This is another test, it has to be. A test to see how well I can navigate when I’m blind. The boy—because he is a boy, from the sound of his voice he’s only seventeen, the same age as me—this boy may be innocent but he has to die because I will be the Emperor’s Assassin. I am the Alpha, the first, the best, and he is a boy, he is nothing, he is less than dust.

He grunts when I hit him and staggers a step. I aimed for his stomach, hoped for the kidneys, and from the sound of things, I hit them, but by the time he reacts, I’m already moving, already aiming up, hitting his solar plexus, his floating ribs, and then jabbing up with my knee to hit him in the throat and elbow him in the nose. I finish it off with a kick to his temple but as I go to swing, my heel connects with…empty air. My stomach almost drops out as I feel a hand wrap around my ankle and then I’m being thrown until I collide with a ground a few feet away.

I can hear him coming towards me—he’s not even trying to be quiet now that we’re fighting full on—but I stick to my training, stay quiet. The dark is just as much of a disadvantage for him as it is for me, if I’m smart, I can stay invisible for a few moments and turn that disadvantage to my advantage. If I’m going to be the Emperor’s assassin, and I am, I need to be smart. Being an assassin is about being clever, and I’m always the cleverest person in the room.

He’s running for me, but as he gets closer to where I landed, he slows down, as if he knows where I should be and is surprised to find that I’m not there. I take the moment of his hesitation to jump on his back, wrapping my arm around his trachea to cut off his breathing. I will pass this trial. I will. I’m the alpha. No one beats me; it’s not possible.

Still his fingers pull at my arm, trying desperately to get me to release. He reels back, but I’m holding on tight and I’m not planning on letting go any time soon. Not until he’s down. Not until I’m sure he’s dead. Not until I’ve passed this trial.

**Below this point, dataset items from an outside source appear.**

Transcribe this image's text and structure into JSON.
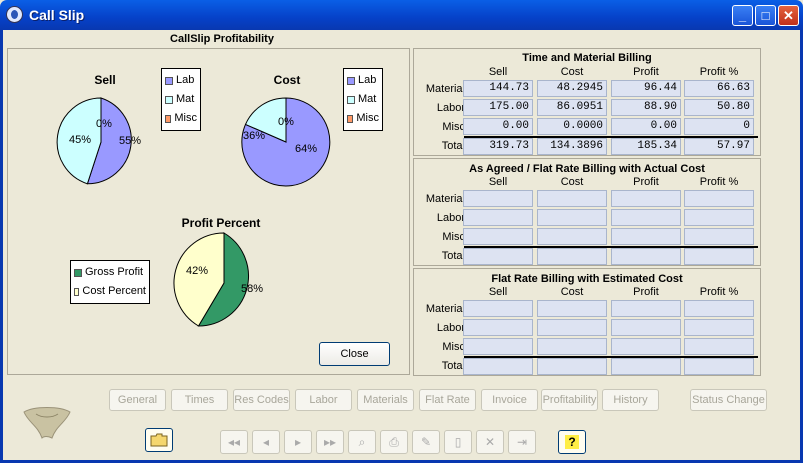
{
  "window": {
    "title": "Call Slip"
  },
  "main": {
    "title": "CallSlip Profitability",
    "sell_chart": {
      "title": "Sell",
      "lab_label": "55%",
      "mat_label": "45%",
      "misc_label": "0%"
    },
    "cost_chart": {
      "title": "Cost",
      "lab_label": "64%",
      "mat_label": "36%",
      "misc_label": "0%"
    },
    "profit_chart": {
      "title": "Profit Percent",
      "gross_label": "58%",
      "cost_label": "42%"
    },
    "legend_sell": [
      "Lab",
      "Mat",
      "Misc"
    ],
    "legend_cost": [
      "Lab",
      "Mat",
      "Misc"
    ],
    "legend_profit": [
      "Gross Profit",
      "Cost Percent"
    ],
    "close_label": "Close"
  },
  "chart_data": [
    {
      "type": "pie",
      "title": "Sell",
      "labels": [
        "Lab",
        "Mat",
        "Misc"
      ],
      "values": [
        55,
        45,
        0
      ],
      "colors": [
        "#9999ff",
        "#ccffff",
        "#ff9966"
      ],
      "legend": "right"
    },
    {
      "type": "pie",
      "title": "Cost",
      "labels": [
        "Lab",
        "Mat",
        "Misc"
      ],
      "values": [
        64,
        36,
        0
      ],
      "colors": [
        "#9999ff",
        "#ccffff",
        "#ff9966"
      ],
      "legend": "right"
    },
    {
      "type": "pie",
      "title": "Profit Percent",
      "labels": [
        "Gross Profit",
        "Cost Percent"
      ],
      "values": [
        58,
        42
      ],
      "colors": [
        "#339966",
        "#ffffcc"
      ],
      "legend": "left"
    }
  ],
  "columns": [
    "Sell",
    "Cost",
    "Profit",
    "Profit %"
  ],
  "rows": [
    "Material",
    "Labor",
    "Misc",
    "Total"
  ],
  "tm": {
    "title": "Time and Material Billing",
    "material": [
      "144.73",
      "48.2945",
      "96.44",
      "66.63"
    ],
    "labor": [
      "175.00",
      "86.0951",
      "88.90",
      "50.80"
    ],
    "misc": [
      "0.00",
      "0.0000",
      "0.00",
      "0"
    ],
    "total": [
      "319.73",
      "134.3896",
      "185.34",
      "57.97"
    ]
  },
  "agreed": {
    "title": "As Agreed / Flat Rate Billing with Actual Cost"
  },
  "flat": {
    "title": "Flat Rate Billing with Estimated Cost"
  },
  "tabs": [
    "General",
    "Times",
    "Res Codes",
    "Labor",
    "Materials",
    "Flat Rate",
    "Invoice",
    "Profitability",
    "History"
  ],
  "status_change": "Status Change",
  "nav": {
    "first": "◂◂",
    "prev": "◂",
    "next": "▸",
    "last": "▸▸",
    "help": "?"
  },
  "colors": {
    "lab": "#9999ff",
    "mat": "#ccffff",
    "misc": "#ff9966",
    "gross": "#339966",
    "costpct": "#ffffcc"
  }
}
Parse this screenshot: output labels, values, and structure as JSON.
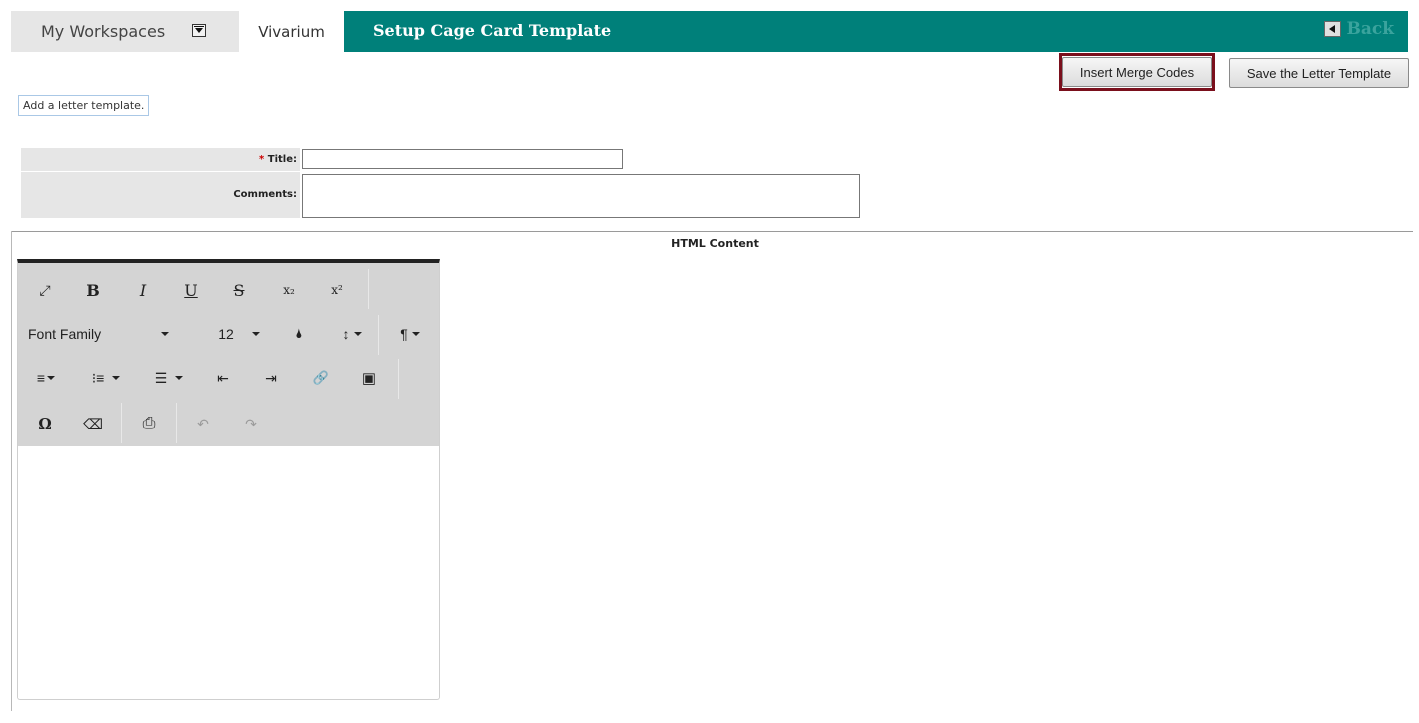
{
  "header": {
    "workspaces_label": "My Workspaces",
    "active_tab": "Vivarium",
    "page_title": "Setup Cage Card Template",
    "back_label": "Back"
  },
  "actions": {
    "insert_merge_codes": "Insert Merge Codes",
    "save_template": "Save the Letter Template"
  },
  "intro_text": "Add a letter template.",
  "form": {
    "required_mark": "*",
    "title_label": "Title:",
    "title_value": "",
    "comments_label": "Comments:",
    "comments_value": ""
  },
  "content_heading": "HTML Content",
  "editor": {
    "buttons": {
      "fullscreen": "⤢",
      "bold": "B",
      "italic": "I",
      "underline": "U",
      "strike": "S",
      "subscript": "x₂",
      "superscript": "x²",
      "font_family": "Font Family",
      "font_size": "12",
      "color": "🌢",
      "line_height": "↕",
      "paragraph": "¶",
      "align": "≡",
      "ordered_list": "⁝≡",
      "unordered_list": "☰",
      "outdent": "⇤",
      "indent": "⇥",
      "link": "🔗",
      "image": "▣",
      "special_char": "Ω",
      "clear_format": "⌫",
      "print": "⎙",
      "undo": "↶",
      "redo": "↷"
    },
    "icons": {
      "fullscreen": "expand-icon",
      "bold": "bold-icon",
      "italic": "italic-icon",
      "underline": "underline-icon",
      "strike": "strikethrough-icon",
      "subscript": "subscript-icon",
      "superscript": "superscript-icon",
      "color": "color-drop-icon",
      "line_height": "line-height-icon",
      "paragraph": "paragraph-icon",
      "align": "align-icon",
      "ordered_list": "ordered-list-icon",
      "unordered_list": "unordered-list-icon",
      "outdent": "outdent-icon",
      "indent": "indent-icon",
      "link": "link-icon",
      "image": "image-icon",
      "special_char": "omega-icon",
      "clear_format": "eraser-icon",
      "print": "print-icon",
      "undo": "undo-icon",
      "redo": "redo-icon"
    },
    "body_text": ""
  },
  "colors": {
    "header_teal": "#00807a",
    "back_text": "#3aa39d",
    "highlight_border": "#7a0f1c",
    "toolbar_bg": "#d4d4d4",
    "tab_bg": "#e6e6e6"
  }
}
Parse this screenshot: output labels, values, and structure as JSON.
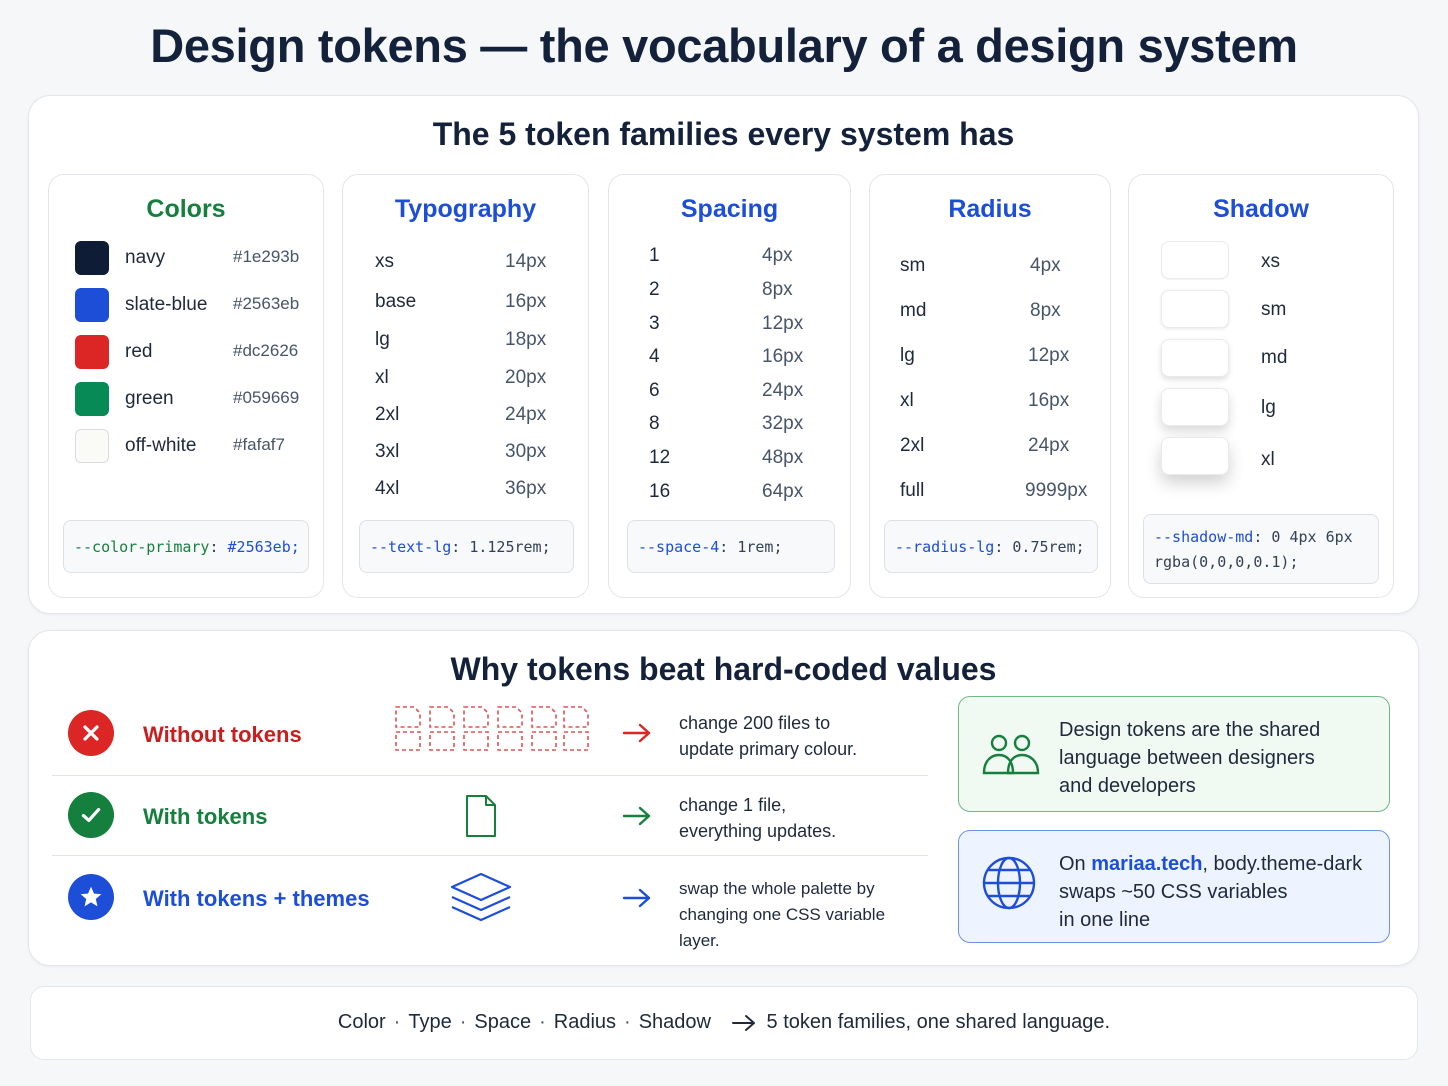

“Let. Go.” He rasps. He keeps trying to pull off my arm, beating it with his fists to get me to release, and my dead weight on his back isn’t doing wonders for his balance. “Please.”

“No.” I hiss. I don’t know why I do it. My mouth it right by his ear and in easy reach of one of his flailing arms. He could hit me easily if he wanted to, and while I’m stubborn enough to keep holding on, too many hits in the right place may make me loosen my grip enough for him to get free. For him to beat me.

“Please.” He says again. “Please, why are you doing this?”

I can feel his heartbeat getting slower. It won’t be long now. Won’t be long until he’s on the ground and I’m victorious. Kappa’s eyes flash in my head again. They were big hazel eyes, soft and friendly despite everything we had gone through, despite the wicked edge they hid. They always reminded me of a doe’s eyes I had seen once. And that’s how Kappa had died, like a doe, like an animal whose only purpose was to be slaughtered.

The boy in my arms roars and I wonder again if he’s _Elitia_ . He certainly has the build and training for it. If he is, I wonder which one he is. Over the years, ranks have gotten smaller and smaller. Only twenty of us took the trials. Twenty out of what had originally been close to three hundred. Three hundred children chosen from around the empire chosen to be part of the _Elitia_. I wonder if he’s the handsome golden-green eyes Beta who was always trying to get the girls alone, or the sulky and deadly Epsilon. He’s not tall enough to the reedy shaped Iota but not short enough to be the squaty centered Xi. Twenty of us took the trials. Fourteen boys, six girls. And ten of us died on the first day. It’s against all reason and good judgement, but I have to know.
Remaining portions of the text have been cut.